Our protagonist, Veil is, like the protagonist of Thirteen, a genetically engineered human “variant.” Unlike the earlier book, he was not created to be an aggressive super soldier, but rather to be an overrider – a human pilot who is pulled out of cryosleep when a long distance spaceship gets into trouble. But he’s still basically a super soldier. And one who got mustered out after a screw up and left stranded on Mars. His goal: To get back to Earth.
But he gets pulled into a wonderful web of crime, conspiracy, and arguments over the future of the “high frontier.”
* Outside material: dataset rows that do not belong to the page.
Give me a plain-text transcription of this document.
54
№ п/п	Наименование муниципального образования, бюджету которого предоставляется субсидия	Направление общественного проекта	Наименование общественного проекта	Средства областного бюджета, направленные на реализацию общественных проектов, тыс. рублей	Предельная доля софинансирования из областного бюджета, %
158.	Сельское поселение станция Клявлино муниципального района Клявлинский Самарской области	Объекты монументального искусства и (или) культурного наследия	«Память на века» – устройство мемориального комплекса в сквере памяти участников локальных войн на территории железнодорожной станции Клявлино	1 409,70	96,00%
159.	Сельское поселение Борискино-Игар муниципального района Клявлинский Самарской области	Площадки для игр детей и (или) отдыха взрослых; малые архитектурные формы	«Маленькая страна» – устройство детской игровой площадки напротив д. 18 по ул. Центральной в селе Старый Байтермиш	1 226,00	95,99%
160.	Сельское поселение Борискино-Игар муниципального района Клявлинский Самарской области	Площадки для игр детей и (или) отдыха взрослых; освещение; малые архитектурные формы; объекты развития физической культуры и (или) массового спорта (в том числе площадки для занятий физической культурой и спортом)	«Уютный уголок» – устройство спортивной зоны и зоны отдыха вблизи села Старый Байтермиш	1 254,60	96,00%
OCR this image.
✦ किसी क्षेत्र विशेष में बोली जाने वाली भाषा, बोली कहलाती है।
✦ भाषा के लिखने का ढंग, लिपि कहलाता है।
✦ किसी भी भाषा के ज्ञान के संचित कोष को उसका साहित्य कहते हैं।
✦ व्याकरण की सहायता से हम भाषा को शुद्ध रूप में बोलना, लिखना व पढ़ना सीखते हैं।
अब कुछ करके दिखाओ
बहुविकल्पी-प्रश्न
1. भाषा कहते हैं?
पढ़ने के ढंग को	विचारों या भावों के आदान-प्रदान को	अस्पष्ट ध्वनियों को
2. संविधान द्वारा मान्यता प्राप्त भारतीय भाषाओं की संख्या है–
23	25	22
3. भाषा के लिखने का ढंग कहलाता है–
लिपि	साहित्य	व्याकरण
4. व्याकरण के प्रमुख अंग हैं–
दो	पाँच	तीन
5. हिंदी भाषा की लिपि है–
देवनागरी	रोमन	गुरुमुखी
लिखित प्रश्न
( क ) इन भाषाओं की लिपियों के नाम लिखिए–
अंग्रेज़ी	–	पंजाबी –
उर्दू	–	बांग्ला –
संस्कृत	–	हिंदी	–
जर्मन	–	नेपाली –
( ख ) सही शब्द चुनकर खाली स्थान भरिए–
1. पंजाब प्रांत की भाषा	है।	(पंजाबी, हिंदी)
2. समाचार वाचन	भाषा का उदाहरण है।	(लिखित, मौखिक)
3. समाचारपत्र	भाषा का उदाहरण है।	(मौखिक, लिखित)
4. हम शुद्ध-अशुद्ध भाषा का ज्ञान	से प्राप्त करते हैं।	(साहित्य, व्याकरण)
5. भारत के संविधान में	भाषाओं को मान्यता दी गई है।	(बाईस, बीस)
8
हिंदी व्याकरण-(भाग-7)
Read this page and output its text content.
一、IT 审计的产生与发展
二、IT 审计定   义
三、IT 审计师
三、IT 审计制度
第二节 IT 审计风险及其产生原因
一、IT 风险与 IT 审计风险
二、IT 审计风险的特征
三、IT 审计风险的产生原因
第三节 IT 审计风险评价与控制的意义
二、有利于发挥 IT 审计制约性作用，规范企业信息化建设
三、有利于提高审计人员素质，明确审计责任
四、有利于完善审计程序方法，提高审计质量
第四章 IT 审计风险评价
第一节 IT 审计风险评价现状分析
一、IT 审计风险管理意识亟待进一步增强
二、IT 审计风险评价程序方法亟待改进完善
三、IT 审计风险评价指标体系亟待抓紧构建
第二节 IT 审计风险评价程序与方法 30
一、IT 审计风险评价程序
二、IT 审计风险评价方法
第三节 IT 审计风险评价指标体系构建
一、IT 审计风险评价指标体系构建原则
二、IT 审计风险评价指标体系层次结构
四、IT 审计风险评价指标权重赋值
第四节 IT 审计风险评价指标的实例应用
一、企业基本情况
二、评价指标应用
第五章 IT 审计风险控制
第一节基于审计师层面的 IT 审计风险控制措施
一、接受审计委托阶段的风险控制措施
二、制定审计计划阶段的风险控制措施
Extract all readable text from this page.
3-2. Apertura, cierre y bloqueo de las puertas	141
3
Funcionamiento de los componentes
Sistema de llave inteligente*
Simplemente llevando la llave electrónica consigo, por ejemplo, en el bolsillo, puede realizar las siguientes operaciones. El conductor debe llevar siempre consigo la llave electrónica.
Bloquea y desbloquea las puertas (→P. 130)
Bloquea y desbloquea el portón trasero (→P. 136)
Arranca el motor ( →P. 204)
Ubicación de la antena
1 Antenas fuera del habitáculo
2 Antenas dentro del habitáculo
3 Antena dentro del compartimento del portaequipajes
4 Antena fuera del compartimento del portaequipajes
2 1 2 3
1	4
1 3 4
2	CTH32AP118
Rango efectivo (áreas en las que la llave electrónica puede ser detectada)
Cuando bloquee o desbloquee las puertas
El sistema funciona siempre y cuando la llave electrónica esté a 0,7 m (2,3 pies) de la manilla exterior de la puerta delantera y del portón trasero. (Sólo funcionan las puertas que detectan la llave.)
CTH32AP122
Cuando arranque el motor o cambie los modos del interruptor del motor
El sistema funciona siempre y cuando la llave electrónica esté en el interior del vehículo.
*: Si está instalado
Thin Air is part noir, part cyberpunk and even a good chunk western. Morgan is the master of noir cyberpunk, and it shows in this book, which demonstrates a mature writer on the top of his game. The book is morally ambiguous, deals with themes of nature, nurture, and breaking free of both in a way that almost equals (in a very different way) the work of C.J. Cherryh. We get a deep view into the mindset of somebody who is at once very human and not quite so.
This is Morgan’s best work yet, and I highly recommend it to people who like noir, grittier futures, and a reasonably decent mystery (I wouldn’t call this a mystery book, but…)
Content warning: This book contains explicit violence and somewhat explicit M/F sex.
Great cyberpunk/scifi read. Many extra points for the noir-style narration, which I find amazing!